If Gibson is a "racist" for saying "niggers" then the label should apply to all black folk in the entertainment industry who casually use of the word and promote misogynistic messages that validate the dehumanization of women. Our credibility is strained when we condone black entertainers, especially hip hop artists and comedians, whose lyrics and jokes are saturated with "nigger-humor" and exploitative sexual and violent stereotypes.

How can we participate in the promotion of ourselves as buffoonish, sex-crazed, gun-toting, "niggers," allow media moguls and their minion producers, hosts and directors to facilitate the onslaught of racial negativity and then turn around and become outraged when whites articulate what we advocate, support and sell?

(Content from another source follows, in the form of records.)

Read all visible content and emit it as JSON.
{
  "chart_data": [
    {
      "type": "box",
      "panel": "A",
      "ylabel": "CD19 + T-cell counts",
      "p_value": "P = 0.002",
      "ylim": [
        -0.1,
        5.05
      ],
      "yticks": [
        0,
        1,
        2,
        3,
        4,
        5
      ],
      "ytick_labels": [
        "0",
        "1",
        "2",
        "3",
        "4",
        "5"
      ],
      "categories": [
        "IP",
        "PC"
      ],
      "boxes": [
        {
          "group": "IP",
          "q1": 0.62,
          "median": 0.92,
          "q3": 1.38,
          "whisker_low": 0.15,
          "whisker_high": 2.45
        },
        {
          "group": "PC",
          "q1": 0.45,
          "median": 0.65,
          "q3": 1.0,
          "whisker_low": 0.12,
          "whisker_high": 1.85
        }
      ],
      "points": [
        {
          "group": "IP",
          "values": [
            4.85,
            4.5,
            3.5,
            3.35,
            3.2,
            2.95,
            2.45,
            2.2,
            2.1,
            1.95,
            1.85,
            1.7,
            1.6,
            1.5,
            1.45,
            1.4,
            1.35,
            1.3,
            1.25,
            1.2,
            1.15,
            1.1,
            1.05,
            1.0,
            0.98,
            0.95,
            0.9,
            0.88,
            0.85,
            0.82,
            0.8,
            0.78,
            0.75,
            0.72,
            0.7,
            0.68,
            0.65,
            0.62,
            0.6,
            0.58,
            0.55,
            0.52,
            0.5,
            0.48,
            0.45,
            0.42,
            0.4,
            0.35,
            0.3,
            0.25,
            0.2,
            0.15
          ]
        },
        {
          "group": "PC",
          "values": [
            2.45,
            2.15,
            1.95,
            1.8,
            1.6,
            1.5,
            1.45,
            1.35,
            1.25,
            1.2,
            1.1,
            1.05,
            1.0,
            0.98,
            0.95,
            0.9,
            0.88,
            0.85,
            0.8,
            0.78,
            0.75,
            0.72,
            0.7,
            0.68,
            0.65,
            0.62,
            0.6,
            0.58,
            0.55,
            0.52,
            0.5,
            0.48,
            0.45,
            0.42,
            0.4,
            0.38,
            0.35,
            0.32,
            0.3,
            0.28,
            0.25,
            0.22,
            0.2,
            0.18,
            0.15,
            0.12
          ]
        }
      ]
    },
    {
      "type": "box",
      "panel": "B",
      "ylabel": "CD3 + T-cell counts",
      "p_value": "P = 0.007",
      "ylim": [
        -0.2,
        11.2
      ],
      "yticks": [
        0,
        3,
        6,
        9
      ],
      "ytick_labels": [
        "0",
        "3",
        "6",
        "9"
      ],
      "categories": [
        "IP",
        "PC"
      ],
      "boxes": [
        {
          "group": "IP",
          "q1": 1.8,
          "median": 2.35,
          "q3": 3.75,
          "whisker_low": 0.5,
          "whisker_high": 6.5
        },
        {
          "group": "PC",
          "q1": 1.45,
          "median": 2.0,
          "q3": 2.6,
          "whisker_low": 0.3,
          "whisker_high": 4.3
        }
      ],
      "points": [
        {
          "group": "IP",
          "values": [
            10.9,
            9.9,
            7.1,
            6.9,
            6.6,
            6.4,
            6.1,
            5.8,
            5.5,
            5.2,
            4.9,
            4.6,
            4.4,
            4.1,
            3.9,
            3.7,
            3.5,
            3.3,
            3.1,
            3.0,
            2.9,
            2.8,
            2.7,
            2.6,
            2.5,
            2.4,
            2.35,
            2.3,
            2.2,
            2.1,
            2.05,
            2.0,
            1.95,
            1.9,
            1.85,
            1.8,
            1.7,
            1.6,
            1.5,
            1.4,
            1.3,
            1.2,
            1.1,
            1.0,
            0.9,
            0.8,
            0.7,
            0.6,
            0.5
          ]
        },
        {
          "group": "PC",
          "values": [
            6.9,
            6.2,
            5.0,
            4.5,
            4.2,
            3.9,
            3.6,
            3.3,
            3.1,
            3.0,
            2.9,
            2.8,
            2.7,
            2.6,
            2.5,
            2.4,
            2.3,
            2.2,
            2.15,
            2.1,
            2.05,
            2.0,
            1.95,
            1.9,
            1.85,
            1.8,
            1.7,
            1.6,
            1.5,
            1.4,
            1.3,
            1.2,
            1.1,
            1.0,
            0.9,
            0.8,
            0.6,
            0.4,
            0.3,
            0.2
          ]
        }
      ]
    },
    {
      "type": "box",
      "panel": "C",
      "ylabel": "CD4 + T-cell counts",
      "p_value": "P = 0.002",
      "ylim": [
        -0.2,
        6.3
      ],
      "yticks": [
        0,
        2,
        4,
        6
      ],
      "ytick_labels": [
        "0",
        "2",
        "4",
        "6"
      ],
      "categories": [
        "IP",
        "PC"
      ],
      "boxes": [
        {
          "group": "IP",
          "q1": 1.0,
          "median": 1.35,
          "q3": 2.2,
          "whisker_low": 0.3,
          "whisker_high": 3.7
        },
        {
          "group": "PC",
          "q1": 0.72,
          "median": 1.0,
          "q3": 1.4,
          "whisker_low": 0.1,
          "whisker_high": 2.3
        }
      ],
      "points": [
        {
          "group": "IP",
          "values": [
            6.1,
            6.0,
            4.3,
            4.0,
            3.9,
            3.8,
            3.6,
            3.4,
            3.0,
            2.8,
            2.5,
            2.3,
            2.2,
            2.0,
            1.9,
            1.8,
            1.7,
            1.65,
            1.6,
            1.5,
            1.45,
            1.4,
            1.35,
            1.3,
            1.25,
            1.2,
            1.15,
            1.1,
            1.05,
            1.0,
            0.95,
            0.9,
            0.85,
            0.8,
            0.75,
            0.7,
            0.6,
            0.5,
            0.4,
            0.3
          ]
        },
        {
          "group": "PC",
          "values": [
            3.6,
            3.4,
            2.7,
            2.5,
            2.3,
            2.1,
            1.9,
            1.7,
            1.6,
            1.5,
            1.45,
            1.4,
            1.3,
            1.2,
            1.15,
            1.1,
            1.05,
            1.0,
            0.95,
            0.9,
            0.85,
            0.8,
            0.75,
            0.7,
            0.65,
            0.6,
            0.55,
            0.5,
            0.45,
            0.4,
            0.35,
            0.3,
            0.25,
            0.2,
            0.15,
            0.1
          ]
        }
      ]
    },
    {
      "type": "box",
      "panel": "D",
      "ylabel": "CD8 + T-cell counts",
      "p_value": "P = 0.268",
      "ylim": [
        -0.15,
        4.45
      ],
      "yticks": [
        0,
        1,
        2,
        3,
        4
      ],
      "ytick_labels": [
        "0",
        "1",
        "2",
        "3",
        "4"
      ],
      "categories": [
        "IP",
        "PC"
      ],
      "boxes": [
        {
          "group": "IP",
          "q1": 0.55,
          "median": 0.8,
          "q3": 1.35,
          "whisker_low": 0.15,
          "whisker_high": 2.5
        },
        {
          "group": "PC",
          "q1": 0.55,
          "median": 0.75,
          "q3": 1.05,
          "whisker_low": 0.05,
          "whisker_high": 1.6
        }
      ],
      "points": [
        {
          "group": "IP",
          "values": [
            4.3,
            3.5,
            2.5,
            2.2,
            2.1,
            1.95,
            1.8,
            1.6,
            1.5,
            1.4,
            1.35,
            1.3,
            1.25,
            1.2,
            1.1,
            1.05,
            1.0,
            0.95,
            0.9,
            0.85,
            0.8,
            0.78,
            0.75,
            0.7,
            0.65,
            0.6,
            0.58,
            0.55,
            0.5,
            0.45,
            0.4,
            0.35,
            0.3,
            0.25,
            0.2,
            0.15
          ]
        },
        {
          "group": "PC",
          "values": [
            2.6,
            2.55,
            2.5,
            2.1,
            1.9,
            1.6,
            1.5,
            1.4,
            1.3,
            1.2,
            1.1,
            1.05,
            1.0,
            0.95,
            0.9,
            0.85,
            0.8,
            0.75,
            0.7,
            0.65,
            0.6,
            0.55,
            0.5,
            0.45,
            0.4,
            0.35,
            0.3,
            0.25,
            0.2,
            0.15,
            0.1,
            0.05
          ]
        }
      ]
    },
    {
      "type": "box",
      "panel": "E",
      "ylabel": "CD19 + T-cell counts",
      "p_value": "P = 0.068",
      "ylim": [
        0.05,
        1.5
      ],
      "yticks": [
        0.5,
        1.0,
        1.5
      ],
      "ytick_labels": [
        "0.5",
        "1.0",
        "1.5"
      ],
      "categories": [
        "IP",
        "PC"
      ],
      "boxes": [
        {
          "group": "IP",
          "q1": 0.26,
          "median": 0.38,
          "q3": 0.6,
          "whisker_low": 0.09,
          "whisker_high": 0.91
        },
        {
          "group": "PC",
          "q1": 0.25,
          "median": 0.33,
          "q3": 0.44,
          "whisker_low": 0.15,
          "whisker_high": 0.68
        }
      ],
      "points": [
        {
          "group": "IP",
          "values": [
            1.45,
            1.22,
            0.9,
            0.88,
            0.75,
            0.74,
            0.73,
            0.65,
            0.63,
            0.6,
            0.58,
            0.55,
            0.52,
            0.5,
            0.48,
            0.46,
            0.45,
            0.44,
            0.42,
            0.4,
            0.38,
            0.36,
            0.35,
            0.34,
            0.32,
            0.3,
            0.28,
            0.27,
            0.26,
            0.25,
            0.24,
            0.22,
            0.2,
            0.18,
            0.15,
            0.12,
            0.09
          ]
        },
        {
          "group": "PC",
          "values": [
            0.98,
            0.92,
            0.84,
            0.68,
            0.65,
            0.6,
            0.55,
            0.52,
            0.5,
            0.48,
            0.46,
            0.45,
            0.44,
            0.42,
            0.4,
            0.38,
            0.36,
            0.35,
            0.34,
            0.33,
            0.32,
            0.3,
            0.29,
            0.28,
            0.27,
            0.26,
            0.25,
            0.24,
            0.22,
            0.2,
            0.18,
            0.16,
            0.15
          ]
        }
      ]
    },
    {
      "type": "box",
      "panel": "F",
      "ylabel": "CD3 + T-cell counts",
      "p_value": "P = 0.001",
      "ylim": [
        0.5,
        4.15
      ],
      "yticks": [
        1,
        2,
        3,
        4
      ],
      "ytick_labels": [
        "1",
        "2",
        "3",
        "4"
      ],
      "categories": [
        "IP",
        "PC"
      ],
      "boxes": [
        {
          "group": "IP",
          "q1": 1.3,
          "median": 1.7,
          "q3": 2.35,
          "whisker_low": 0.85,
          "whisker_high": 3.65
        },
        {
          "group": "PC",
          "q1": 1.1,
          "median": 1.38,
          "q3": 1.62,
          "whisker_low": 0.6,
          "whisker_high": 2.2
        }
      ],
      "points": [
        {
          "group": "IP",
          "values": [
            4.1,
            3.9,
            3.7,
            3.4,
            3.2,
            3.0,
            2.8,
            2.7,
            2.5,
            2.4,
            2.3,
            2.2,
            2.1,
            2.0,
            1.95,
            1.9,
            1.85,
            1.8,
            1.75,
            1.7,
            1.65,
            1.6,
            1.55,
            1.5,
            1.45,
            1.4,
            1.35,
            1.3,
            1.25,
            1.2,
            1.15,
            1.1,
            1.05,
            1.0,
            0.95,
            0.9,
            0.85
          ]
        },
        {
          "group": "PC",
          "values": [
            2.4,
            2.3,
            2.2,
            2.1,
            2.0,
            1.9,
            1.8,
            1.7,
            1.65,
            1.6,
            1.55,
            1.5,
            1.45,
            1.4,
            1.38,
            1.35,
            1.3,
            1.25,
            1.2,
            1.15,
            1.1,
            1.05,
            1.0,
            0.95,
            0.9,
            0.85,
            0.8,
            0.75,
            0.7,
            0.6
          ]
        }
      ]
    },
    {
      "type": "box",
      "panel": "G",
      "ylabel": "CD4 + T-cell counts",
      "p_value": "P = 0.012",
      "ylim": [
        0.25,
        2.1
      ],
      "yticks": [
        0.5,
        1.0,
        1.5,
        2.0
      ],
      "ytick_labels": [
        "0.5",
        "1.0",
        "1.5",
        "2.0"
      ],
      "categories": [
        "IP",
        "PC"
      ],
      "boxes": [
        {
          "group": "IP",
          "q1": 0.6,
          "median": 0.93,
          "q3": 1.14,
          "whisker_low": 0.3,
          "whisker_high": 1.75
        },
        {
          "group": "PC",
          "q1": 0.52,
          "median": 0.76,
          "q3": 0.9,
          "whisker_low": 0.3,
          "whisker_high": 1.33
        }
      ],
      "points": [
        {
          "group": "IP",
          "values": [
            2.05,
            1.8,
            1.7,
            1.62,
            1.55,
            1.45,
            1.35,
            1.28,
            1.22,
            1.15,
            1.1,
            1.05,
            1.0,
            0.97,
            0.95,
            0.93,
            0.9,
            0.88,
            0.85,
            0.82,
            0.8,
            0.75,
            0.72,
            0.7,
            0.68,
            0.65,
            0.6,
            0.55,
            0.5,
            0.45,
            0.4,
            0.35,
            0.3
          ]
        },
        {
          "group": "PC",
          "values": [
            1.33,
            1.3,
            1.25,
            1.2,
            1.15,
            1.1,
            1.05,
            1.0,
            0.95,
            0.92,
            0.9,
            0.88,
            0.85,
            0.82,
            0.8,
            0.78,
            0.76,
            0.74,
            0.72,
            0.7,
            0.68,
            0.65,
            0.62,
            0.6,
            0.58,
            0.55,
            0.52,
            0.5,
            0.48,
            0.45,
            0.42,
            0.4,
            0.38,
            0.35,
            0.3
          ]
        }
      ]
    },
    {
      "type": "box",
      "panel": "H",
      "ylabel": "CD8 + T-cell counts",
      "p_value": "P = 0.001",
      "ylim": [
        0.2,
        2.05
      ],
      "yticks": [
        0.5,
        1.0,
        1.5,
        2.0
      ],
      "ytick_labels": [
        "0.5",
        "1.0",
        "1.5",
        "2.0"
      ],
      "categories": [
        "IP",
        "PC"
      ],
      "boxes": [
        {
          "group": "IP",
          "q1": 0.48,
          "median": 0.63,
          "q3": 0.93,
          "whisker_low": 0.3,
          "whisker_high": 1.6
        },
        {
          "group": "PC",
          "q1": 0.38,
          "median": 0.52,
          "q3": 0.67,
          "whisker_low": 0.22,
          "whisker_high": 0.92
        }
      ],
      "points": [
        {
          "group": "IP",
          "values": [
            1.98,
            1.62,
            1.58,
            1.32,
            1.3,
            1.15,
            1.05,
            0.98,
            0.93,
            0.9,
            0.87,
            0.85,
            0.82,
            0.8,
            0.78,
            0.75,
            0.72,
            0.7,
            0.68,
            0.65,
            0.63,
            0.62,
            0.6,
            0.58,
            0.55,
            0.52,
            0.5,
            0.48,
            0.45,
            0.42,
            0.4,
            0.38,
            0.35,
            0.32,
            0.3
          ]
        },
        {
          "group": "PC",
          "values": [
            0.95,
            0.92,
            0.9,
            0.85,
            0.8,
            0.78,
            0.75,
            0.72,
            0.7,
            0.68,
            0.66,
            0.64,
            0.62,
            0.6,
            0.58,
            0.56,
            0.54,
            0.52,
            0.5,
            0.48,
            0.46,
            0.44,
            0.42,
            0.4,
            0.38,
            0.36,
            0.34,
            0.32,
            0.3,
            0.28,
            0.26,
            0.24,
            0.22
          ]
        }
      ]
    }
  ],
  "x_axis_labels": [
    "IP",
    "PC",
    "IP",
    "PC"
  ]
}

It's easy to write Gibson off as just another racist nut job. Elements of that description may very well hold truth. But the collective response is still too expedient. It negates the need to flip the mirror, look deep inside and explore the embedded societal conditioning that quietly and consistently validates and reflects Gibson's ugly sentiments.

Gibson's career will sustain further damage from a private conversation gone public. However, until we start to think critically, the public perception that validates and fuels such thoughts will, more than likely, go unnoticed and unchallenged. Mel Gibson, like millions of Americans, is just another victim of racial brainwashing.

Dwelling on Mad Mel as a racist is an easy distraction. We must vow to get to the root of America's race problem. We must stop the Brainwash! We must!